Microchip Technology Inc. and ON Semiconductor Corp. further commented on their proposal to acquire Atmel Corp. (NASDAQ:ATML) for $5.00 per share in cash, which is said to represent a 52.4% premium to Atmel’s closing price on the last trading day before announcement of the proposal. Microchip also announced that it intends to nominate a slate of directors at Atmel’s next annual meeting of shareholders and that it has received clearance to acquire Atmel under the Hart-Scott-Rodino Antitrust Improvements Act.

Steve Sanghi, President, Chief Executive Officer and Chairman of Microchip, and Keith Jackson, President and Chief Executive Officer of ON Semiconductor said, "Considering the significant value our proposal would create for Atmel’s shareholders, we were surprised that Atmel’s Board rejected our offer without engaging in any discussions with us. We remain fully committed to our offer despite unprecedented weakness and volatility in the equity markets, which have resulted in a decline of 23.6% in the Nasdaq Composite Index since we made our proposal."

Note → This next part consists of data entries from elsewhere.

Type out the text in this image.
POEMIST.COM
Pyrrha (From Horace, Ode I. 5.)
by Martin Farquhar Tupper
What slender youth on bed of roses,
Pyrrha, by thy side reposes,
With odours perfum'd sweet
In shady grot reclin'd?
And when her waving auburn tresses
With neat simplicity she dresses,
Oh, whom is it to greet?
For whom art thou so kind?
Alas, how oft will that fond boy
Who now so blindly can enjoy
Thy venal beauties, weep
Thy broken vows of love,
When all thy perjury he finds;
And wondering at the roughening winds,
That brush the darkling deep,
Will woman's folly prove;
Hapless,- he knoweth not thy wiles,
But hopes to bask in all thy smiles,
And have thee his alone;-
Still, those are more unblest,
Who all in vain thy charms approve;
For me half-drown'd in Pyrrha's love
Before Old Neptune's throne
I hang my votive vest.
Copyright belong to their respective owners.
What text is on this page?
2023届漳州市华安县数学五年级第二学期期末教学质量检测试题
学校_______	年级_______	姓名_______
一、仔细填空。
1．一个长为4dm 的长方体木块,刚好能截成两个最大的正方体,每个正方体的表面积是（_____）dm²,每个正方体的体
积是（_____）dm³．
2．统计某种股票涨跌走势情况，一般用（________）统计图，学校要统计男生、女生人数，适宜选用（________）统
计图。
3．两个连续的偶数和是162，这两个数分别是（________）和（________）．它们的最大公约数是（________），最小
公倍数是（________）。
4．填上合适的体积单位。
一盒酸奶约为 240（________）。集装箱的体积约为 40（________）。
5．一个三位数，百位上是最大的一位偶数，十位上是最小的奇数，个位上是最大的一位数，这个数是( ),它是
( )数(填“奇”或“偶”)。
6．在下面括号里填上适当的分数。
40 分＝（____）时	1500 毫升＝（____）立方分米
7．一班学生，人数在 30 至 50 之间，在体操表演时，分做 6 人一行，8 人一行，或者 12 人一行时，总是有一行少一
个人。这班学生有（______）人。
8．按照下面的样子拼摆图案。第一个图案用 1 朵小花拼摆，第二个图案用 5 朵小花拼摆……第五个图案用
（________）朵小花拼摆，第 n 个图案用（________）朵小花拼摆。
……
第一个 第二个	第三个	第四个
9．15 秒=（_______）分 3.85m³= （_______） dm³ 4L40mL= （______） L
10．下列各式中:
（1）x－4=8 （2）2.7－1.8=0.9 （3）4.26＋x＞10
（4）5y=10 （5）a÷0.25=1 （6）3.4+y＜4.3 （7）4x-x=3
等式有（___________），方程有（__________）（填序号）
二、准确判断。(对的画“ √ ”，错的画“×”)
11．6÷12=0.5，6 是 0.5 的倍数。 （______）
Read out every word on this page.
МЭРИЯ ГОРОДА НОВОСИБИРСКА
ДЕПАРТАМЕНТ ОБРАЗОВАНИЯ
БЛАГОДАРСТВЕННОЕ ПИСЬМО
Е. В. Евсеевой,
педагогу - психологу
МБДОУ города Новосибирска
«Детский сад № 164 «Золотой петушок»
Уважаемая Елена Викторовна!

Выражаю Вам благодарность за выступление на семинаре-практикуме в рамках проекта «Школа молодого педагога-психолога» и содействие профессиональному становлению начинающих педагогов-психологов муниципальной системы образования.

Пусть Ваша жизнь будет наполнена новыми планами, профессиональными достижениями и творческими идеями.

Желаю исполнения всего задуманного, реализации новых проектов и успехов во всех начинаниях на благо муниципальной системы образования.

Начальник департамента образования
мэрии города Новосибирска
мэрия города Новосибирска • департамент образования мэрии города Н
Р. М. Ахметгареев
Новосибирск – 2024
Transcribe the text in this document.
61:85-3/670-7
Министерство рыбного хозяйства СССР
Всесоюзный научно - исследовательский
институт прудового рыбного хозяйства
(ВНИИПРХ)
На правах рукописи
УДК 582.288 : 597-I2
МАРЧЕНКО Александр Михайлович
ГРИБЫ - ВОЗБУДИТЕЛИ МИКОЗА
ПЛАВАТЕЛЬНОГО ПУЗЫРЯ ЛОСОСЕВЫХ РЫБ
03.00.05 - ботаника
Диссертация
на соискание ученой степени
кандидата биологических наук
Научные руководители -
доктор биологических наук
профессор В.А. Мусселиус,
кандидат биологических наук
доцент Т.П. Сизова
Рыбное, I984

"We are confident that if Atmel were to enter into discussions and permit us to conduct customary due diligence, we would be able to address concerns Atmel has expressed with the perceived conditionality and complexity of our offer. Our preference is to engage in a productive dialogue with Atmel, and we are prepared to discuss all aspects of our proposal. However, given the response of the Atmel Board, Microchip intends to take the offer directly to Atmel’s shareholders by proposing an alternate slate of directors for Atmel’s next shareholders meeting."

ON Semiconductor noted that it expects to receive antitrust clearance for its proposed acquisition of Atmel’s Nonvolatile Memory, RF and Automotive businesses after the necessary filings are made upon execution of an acquisition agreement with Atmel.

Sanghi and Jackson continued, "While we are not going to engage in a debate on the history of our conversations, we disagree with Atmel’s version of the events prior to our October 1st proposal. More importantly, we believe shareholders should be given the opportunity to decide whether they prefer our all cash premium transaction or Atmel management’s risky and unsuccessful turnaround plan – a plan significantly challenged by the deteriorating macroeconomic environment."